Dudley, earl of Warwick, was the son of that Dudley, minister to Henry VII., who, having, by rapine, extortion, and perversion of law, incurred the hatred of the public, had been sacrificed to popular animosity in the beginning of the subsequent reign. The late king, sensible of the iniquity, at least illegality, of the sentence, had afterwards restored young Dudley’s blood by act of parliament; and finding him endowed with abilities, industry, and activity, he had intrusted him with many important commands, and had ever found him successful in his undertakings. He raised him to the dignity of Viscount Lisle, conferred on him the office of admiral, and gave him by his will a place among his executors. Dudley made still further progress during the minority; and having obtained the title of earl of Warwick, and undermined the credit of Southampton, he bore the chief rank among the protector’s counsellors. The victory gained at Pinkey was much ascribed to his courage and conduct; and he was universally regarded as a man equally endowed with the talents of peace and of war. But all these virtues were obscured by still greater vices; an exorbitant ambition, an insatiable avarice, a neglect of decency, a contempt of justice: and as he found that Lord Seymour, whose abilities and enterprising spirit he chiefly dreaded, was involving himself in ruin by his rash counsels, he was determined to push him on the precipice, and thereby remove the chief obstacle to his own projected greatness.

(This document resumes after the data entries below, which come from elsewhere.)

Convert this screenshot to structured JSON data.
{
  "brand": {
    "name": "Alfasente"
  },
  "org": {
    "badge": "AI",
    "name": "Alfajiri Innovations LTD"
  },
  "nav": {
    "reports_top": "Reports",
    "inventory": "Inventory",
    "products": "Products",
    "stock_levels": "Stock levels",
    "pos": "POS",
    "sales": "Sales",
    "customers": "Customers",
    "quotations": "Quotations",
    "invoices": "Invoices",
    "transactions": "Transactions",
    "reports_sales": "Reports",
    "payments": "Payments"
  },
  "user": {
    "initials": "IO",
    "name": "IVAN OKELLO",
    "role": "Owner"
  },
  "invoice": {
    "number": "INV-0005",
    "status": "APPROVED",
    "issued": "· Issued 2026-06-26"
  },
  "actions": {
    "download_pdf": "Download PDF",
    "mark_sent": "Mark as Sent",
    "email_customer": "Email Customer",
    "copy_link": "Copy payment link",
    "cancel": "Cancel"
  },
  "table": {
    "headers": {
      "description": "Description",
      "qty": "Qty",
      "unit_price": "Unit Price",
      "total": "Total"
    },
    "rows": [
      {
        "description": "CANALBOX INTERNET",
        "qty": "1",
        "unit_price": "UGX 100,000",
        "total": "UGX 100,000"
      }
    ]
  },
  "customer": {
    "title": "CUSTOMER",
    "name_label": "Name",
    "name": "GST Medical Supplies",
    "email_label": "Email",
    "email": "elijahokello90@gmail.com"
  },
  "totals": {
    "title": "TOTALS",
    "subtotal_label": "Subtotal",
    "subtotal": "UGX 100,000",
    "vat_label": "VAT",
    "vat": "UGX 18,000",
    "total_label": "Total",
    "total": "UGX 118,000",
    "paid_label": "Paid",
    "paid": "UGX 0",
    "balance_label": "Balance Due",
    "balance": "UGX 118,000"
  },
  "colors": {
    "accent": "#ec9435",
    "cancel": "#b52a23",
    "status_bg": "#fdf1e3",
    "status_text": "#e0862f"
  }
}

When Somerset found that the public peace was endangered by his brother’s seditious, not to say rebellious schemes, he was the more easily persuaded by Warwick to employ the extent of royal authority against him; and after depriving him of the office of admiral, he signed a warrant for committing him to the Tower. Some of his accomplices were also taker into custody; and three privy counsellors, being sent to examine them, made a report, that they had met with very full and important discoveries. Yet still the protector suspended the blow, and showed a reluctance to ruin his brother. He offered to desist from the prosecution, if Seymour would promise him a cordial reconciliation, and, renouncing all ambitious hopes, be contented with a private life, and retire into the country. But as Seymour made no other answer to these friendly offers than menaces and defiances, he ordered a charge to be drawn up against him, consisting of thirty-three articles;[*] and the whole to be laid before the privy council. It is pretended, that every particular was so incontestably proved, both by witnesses and his own handwriting, that there was no room for doubt; yet did the council think proper to go in a body to the Tower, in order more fully to examine the prisoner. He was not daunted by the appearance: he boldly demanded a fair trial; required to be confronted with the witnesses; desired that the charge might be left with him, in order to be considered; and refused to answer any interrogatories by which he might accuse himself.

* Buruet, Tol. ii. coll. 31. 2 and 3 Edward VI. c. 18.

It is apparent that, notwithstanding what is pretended, there must have been some deficiency in the evidence against Seymour, when such demands, founded on the plainest principles of law and equity, were absolutely rejected. We shall indeed conclude, if we carefully examine the charge, that many of the articles were general, and scarcely capable of any proof many of them, if true, susceptible of a more favorable interpretation; and that though, on the whole, Seymour appears to have been a dangerous subject, he had not advanced far in those treasonable projects imputed to him. The chief part of his actual guilt seems to have consisted in some unwarrantable practices in the admiralty, by which pirates were protected and illegal impositions laid upon the merchants.